Pour ce qui en est de l’officialisation de la graphie du créole en 1980 dans le contexte de la réforme Bernard, une synthèse de son processus institutionnel est contenue dans l’article d’Albert Valdman « Vers la standardisation du créole haïtien » paru dans la Revue française de linguistique appliquée, 2005/1.

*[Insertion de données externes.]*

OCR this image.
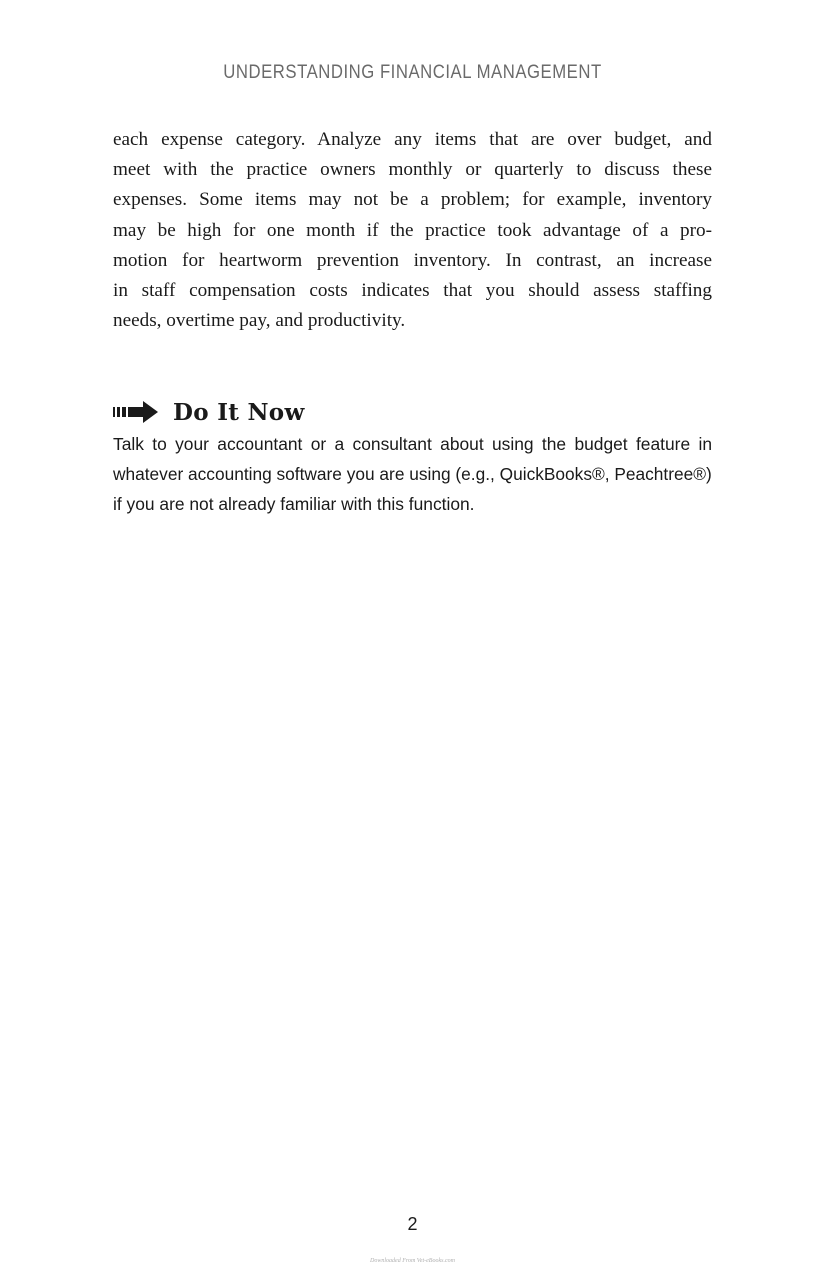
UNDERSTANDING FINANCIAL MANAGEMENT
each expense category. Analyze any items that are over budget, and
meet with the practice owners monthly or quarterly to discuss these
expenses. Some items may not be a problem; for example, inventory
may be high for one month if the practice took advantage of a pro-
motion for heartworm prevention inventory. In contrast, an increase
in staff compensation costs indicates that you should assess staffing
needs, overtime pay, and productivity.
Do It Now
Talk to your accountant or a consultant about using the budget feature in
whatever accounting software you are using (e.g., QuickBooks®, Peachtree®)
if you are not already familiar with this function.
2
Downloaded From Vet-eBooks.com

Parmi les références que nous venons de citer, c’est l’étude de Michel Saint-Germain, « Problématique linguistique en Haïti et réforme éducative : quelques constats » (Revue des sciences de l’éducation, 23 (3), 1997), qui consigne les données analytiques les plus éclairantes et les mieux documentées quant aux langues d’enseignement, notamment en ce qui a trait à l’aménagement du créole dans le système éducatif national. En voici un extrait :
« À la fin des années soixante-dix, le gouvernement haïtien et les organismes inter- nationaux étaient très conscients de l’incapacité du système [éducatif] à satisfaire les exigences tant qualitatives que quantitatives de la société haïtienne. Avec l’aide d’organismes tels le PNUD, l’UNESCO, l’OEA, la CEE, la Banque mondiale et de plusieurs pays, notamment le Canada, la France, les États-Unis, Haïti a entrepris une vaste réforme du système éducatif. » (p. 620) Michel Saint-Germain précise également que « Préalablement à la réforme administrative et à la réforme de l’enseignement, il y eut la mise en place du cadre juridique. Déjà proposée à l’époque
de Pétion, timidement mise de l’avant en 1943 par une première initiative gouver- nementale créant le Comité pour l’enseignement en créole (Saint-Germain, 1988,
p. 169), l’utilisation du créole dans l’enseignement est enfin reconnue, le 18 septembre 1979, par la « Loi autorisant l’usage du créole dans les écoles comme langue d’enseignement et objet d’enseignement. » Cette Loi a été suivie, le 30 mars 1982, par le « Décret organisant le système éducatif haïtien en vue d’offrir des chances égales à tous et de refléter la culture haïtienne » dont les articles 29, 30 et 31 portent spécifiquement sur les langues créole
et française. On reconnaît que le créole est langue d’enseignement et langue enseignée tout au long de l’école fondamentale, mais que le français, enseigné tout au long de l’école fondamentale, devient la langue d’enseignement à partir de la sixième année. Suivant le décret du 5 juin 1989, le créole maintient son statut de langue enseignée (objet d’enseignement) jusqu’à la neuvième année de l’enseignement fondamental. » (p. 621) L’auteur précise également, toujours quant au volet linguistique, que « Dans le contexte de la problématique linguistique générale, une attention particulière doit être portée au volet langage. Même si ce n’était qu’un volet parmi les cinq autres, il a rapidement dominé la scène au point où la réforme de l’enseignement a été associée tout simplement à l’introduction du créole à l’école. » (p. 622)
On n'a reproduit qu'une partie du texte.